After World War II, servants, for all but the grandest household, had largely disappeared, having been called up for active service and finding more lucrative employment in industry when returning home. As has been shown, the introduction of efficient labour-saving devices and ergonomically designed kitchens had taken away a large part of the drudgery of kitchen chores. Now, however, the housewife, often left alone for much of the day, felt isolated from the rest of the house.
Was it necessary for the kitchen to be so isolated. Efficient extractor fans dealt effectively with eliminating smells. With cabinets well made with hardwearing, easily cleaned surfaces, the kitchen began to be a room to be proud of and a status symbol in its own right. As early as 1934, Frank Lloyd Wright joined the kitchen, called by him the work space, to the living room. For the first time we are allowed discrete glimpses of the kitchen through a low-height partition of open shelves.
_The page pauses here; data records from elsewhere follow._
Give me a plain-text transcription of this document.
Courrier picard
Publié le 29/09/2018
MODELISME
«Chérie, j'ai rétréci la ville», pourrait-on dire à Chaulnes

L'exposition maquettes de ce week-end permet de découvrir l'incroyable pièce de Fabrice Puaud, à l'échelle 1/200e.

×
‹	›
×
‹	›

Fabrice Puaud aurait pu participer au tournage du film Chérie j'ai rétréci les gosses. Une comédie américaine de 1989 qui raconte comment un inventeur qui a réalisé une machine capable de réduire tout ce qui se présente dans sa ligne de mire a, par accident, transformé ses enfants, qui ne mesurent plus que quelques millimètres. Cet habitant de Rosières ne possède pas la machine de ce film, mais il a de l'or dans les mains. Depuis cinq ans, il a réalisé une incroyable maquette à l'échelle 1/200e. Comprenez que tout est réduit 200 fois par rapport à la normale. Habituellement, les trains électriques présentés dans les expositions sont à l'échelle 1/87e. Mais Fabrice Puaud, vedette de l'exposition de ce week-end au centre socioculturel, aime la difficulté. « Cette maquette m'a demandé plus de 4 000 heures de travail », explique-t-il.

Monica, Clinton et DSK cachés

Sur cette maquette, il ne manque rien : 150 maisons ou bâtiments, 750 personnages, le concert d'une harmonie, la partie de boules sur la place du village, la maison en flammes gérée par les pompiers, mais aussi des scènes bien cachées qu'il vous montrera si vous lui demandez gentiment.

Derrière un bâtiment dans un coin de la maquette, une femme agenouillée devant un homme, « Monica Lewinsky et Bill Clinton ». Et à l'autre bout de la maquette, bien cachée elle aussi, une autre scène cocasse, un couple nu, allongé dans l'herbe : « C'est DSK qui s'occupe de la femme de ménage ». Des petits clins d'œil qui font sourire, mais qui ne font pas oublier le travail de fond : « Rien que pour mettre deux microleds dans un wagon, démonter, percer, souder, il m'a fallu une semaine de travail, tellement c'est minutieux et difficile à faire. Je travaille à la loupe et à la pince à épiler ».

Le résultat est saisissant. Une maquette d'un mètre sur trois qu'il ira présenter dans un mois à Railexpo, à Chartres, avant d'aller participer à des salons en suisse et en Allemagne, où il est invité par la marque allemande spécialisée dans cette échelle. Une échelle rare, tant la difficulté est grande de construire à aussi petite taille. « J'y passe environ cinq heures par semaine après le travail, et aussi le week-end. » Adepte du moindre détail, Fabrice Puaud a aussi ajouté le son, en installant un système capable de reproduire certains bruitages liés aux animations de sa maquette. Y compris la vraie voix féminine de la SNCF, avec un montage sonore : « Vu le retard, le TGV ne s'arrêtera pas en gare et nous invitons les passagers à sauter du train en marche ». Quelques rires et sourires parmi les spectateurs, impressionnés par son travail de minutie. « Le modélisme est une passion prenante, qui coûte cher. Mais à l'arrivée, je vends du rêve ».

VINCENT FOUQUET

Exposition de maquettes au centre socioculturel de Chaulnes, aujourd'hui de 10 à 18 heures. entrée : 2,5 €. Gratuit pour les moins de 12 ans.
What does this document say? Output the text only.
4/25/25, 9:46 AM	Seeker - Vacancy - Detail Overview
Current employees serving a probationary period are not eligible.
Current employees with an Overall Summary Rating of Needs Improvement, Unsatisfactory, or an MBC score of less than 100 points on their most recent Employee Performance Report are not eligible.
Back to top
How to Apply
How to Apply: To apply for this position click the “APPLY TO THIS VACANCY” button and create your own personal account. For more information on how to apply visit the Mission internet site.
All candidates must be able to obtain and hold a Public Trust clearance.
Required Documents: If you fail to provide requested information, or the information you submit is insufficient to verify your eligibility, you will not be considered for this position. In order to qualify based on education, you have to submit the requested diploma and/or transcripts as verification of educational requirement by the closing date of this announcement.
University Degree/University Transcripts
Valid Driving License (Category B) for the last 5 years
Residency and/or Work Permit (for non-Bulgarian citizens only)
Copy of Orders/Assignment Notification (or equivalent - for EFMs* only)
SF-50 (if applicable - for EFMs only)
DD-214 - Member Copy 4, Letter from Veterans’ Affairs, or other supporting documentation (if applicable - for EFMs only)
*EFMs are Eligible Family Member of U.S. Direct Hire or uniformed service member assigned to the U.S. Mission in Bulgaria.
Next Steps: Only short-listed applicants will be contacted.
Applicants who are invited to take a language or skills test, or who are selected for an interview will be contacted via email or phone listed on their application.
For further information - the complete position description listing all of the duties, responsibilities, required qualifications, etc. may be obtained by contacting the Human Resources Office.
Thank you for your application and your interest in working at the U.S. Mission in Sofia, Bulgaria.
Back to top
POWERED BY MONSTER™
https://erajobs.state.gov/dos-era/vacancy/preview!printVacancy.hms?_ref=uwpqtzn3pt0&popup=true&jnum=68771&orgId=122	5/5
The demise of the isolated kitchen is also linked with the gradual abandonment of the formal dining room, which instead was more often replaced by a kitchen/dining room. The kitchen now has become the active centre of the household where the family can meet, eat, work and play. Parents can supervise young children and entertain visitors while keeping an eye on the cooking.
So we arrive almost full circle back to Saxon times when everyone gathered round the central hearth. Cabinet makers and appliance manufacturers together have developed kitchens to suit the most modest needs right up to the most expensive fantasies. Today the kitchen is the most highly serviced room in the house, and the room on which most money is spent.